Pdf uploading to trash


(Tim Mcqueen) #1

Hello all,

 

Unfortunately I have another, different, issue. I note that it seems perhaps similar to

http://forums.squizsuite.net/index.php?showtopic=11428&hl=%2Bupload+%2Bpdf+%2Berror

 

Some other editors were trying to upload a PDF in Edit+ and it says that is has failed to upload. Attached screenshot.

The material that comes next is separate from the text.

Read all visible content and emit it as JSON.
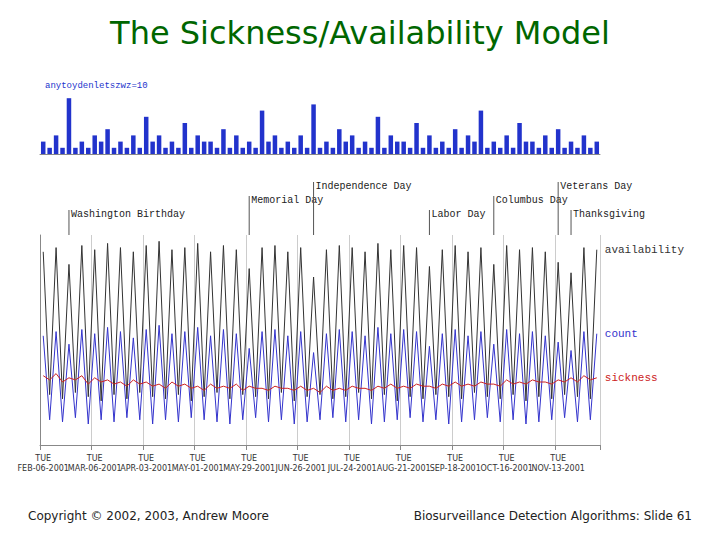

We have been able to upload the PDF in the backend only. Myself and another Sys Admin have both tried in Edit+ and also cannot upload it there.

 

I have tried saving it in a variety of locations, and also saving it from a variety of pages. I have tried uploading a variety of different PDFs. Nothing has worked.

 

None of the PDF are password protected.

 

This is the error messages in the log I receive:

 

 Raw Entry: [25-Jul-2013 08:18:49] Raw Entry: 0: js_api_error_handler (/var/www/efs4103/packages/web_services/js_api/js_api_error_handler.inc line 31): Raw Entry: ERROR: Error occured while getting contents for pdf File Asset #286863 : Error: Document has not the mandatory ending %EOF. Error Number:512 8:19:06 - 25 Jul User: Emily xxx
Level: MySource Warning

(/core/assets/files/pdf_file/pdf_file.inc:111) - Error occured while getting contents for pdf File Asset #286863 : Error: Illegal entry in bfchar block in ToUnicode CMap

 

 

I note it says "Error: Document has not the mandatory ending %EOF. Error Number:512"

 

I have looked at the coding when the PDF is opened in Notepad++, and it does end with %%EOF.
I believe this file was created in Adobe InDesign, and packed/exported to PDF.

 

 

I note there is a second set of warnings that seem to come up in conjunction with each attempt at uploading:

Error: Illegal entry in bfchar block in ToUnicode CMap

This is caused by the pdftohtml process, from what I have read.

 

Does any of that explain the error screen in Edit+, and the fact that whilst it says "Failed" it actually has uploaded, but moved it also to trash ??

I have checked our triggers, and we have none relating to moving PDF files, or any relating to moving assets to trash.

 

 

Our non-backend editors need to be able to upload their PDFs using Edit+.

I am not sure exactly when this has begun. I have only just been notified of this one, which the user reported on 19/07/2013.

pdftohtml is a useful tool, we do not want to disable it.

 

This is our External Tools config setup:

Enable HTML Tidy Yes HTML Tidy Accessibility Check Level 0 HTML Standard to use for HTML Tidy HTML 4.01 Transitional Enable pdftohtml Yes Enable Antiword Yes Enable Photoshop Metadata Extraction No Enable Markdown No Enable Markdownify No Enable getID3 Extraction No Enable OGG Metadata Extraction No Enable Virus Checker No

 

Keyword Extraction Tools section_icon.gif Path to pdftohtml /usr/bin/pdftohtml Path to Antiword /usr/bin/antiword Path to Antiword Mappings /usr/share/antiword

 

 

 

Any advise as to how to solve this would be greatly appreciated.

 

Kind regards,

Emily. uploading_pdf.jpg (58.8 KB)


(Nic Hubbard) #2

I wonder if this post will help: http://www.eprints.org/tech.php/16939/attachment/message.html

 

Talks about upgrading xpdf which will allow more characters in CMap.


(Edison Wang) #3

The error is cropping up from pdftohtml. It's a tool Matrix uses to extract content for search indexing.

 

The command Matrix uses is:

/path/to/pdftohtml -i -nomerge -noframes -stdout -opw password /path/to/pdf

 

So you can use this command to replicate the error that you saw on matrix. The tool needs to be fixed.

 

I have no idea how to resolve this issue, you might need to google around and probably try to upgrade the tool. That's all i can advise.